Every movement, even when it is overwhelmingly for the good of society, has its negative side. The civil rights movement, for example, led to directives that place racial quotas at the center of the concept of diversity. Such a system worked well for a while to help minorities find coveted jobs such as those in law firms or on Wall Street.

But at a time when some minorities have advanced a bit further, it has become a drag, as can be seen in the ongoing trial of Students for Fair Admissions v. Harvard, a case brought by a group of Asian college applicants who believe the race-conscious admissions policy of the Ivy League school took away their opportunities in the interest of black and Hispanic applicants.

So did the Americans with Disabilities Act of 1990. The law added disability to the basis of discrimination listed in the Civil Rights Act of 1964 to offer critical protection to the challenged. But in recent years, the meticulous requirements for accessibility have been used to make a fast buck by unscrupulous lawyers who hire people with disability to visit shops around the country and sue them for failing to fulfill one or two requirements. Defendants - such as restaurants - often choose to pay settlements running into the tens of thousands of dollars to avoid being dragged to court and fined. Many of them only have one or two steps in front of their doors and clearly state that wheelchairs will be lifted manually upon request.

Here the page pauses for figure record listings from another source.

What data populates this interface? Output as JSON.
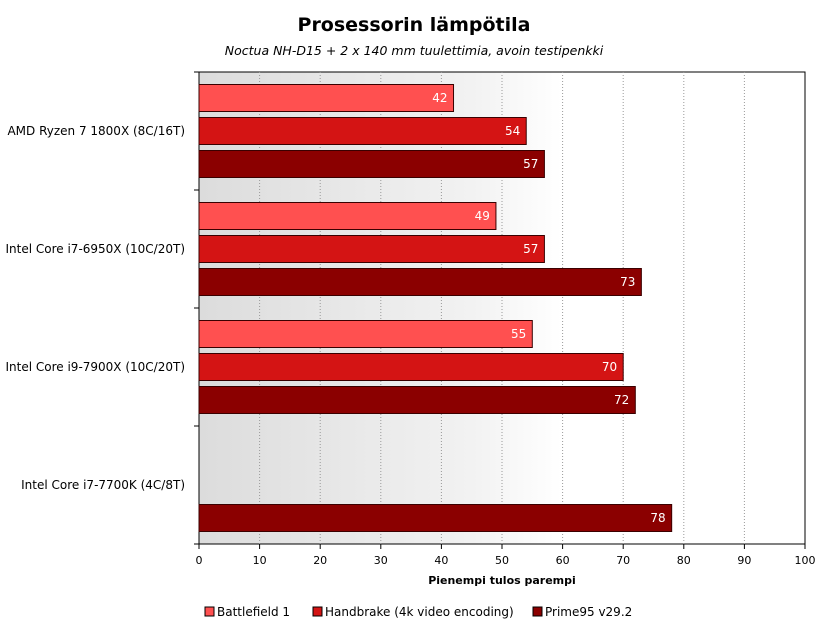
{
  "chart_data": {
    "type": "bar",
    "orientation": "horizontal",
    "title": "Prosessorin lämpötila",
    "subtitle": "Noctua  NH-D15 + 2 x 140 mm tuulettimia, avoin testipenkki",
    "xlabel": "Pienempi tulos parempi",
    "xlim": [
      0,
      100
    ],
    "xticks": [
      0,
      10,
      20,
      30,
      40,
      50,
      60,
      70,
      80,
      90,
      100
    ],
    "grid": true,
    "legend_position": "bottom",
    "categories": [
      "AMD Ryzen 7 1800X (8C/16T)",
      "Intel Core i7-6950X (10C/20T)",
      "Intel Core i9-7900X (10C/20T)",
      "Intel Core i7-7700K (4C/8T)"
    ],
    "series": [
      {
        "name": "Battlefield 1",
        "color": "#ff5050",
        "values": [
          42,
          49,
          55,
          null
        ]
      },
      {
        "name": "Handbrake (4k video encoding)",
        "color": "#d41414",
        "values": [
          54,
          57,
          70,
          null
        ]
      },
      {
        "name": "Prime95 v29.2",
        "color": "#8b0000",
        "values": [
          57,
          73,
          72,
          78
        ]
      }
    ]
  }
}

This brings to mind the famous quote from American social philosopher Eric Hoffer: "Every great cause begins as a movement, becomes a business, and eventually degenerates into a racket."

This shouldn't undermine the achievements of such movements, and shouldn't deter us from participating and pursuing causes that eventually improve the well-being of human beings.

But it is also important to acknowledge the existence of the side effects and try our best to avoid them or solve the problems whenever they appear. To look away or treat them as the unavoidable cost of the movement, as some activists tend to do, will be undermining the cause in the long run.

The author is a New York-based journalist.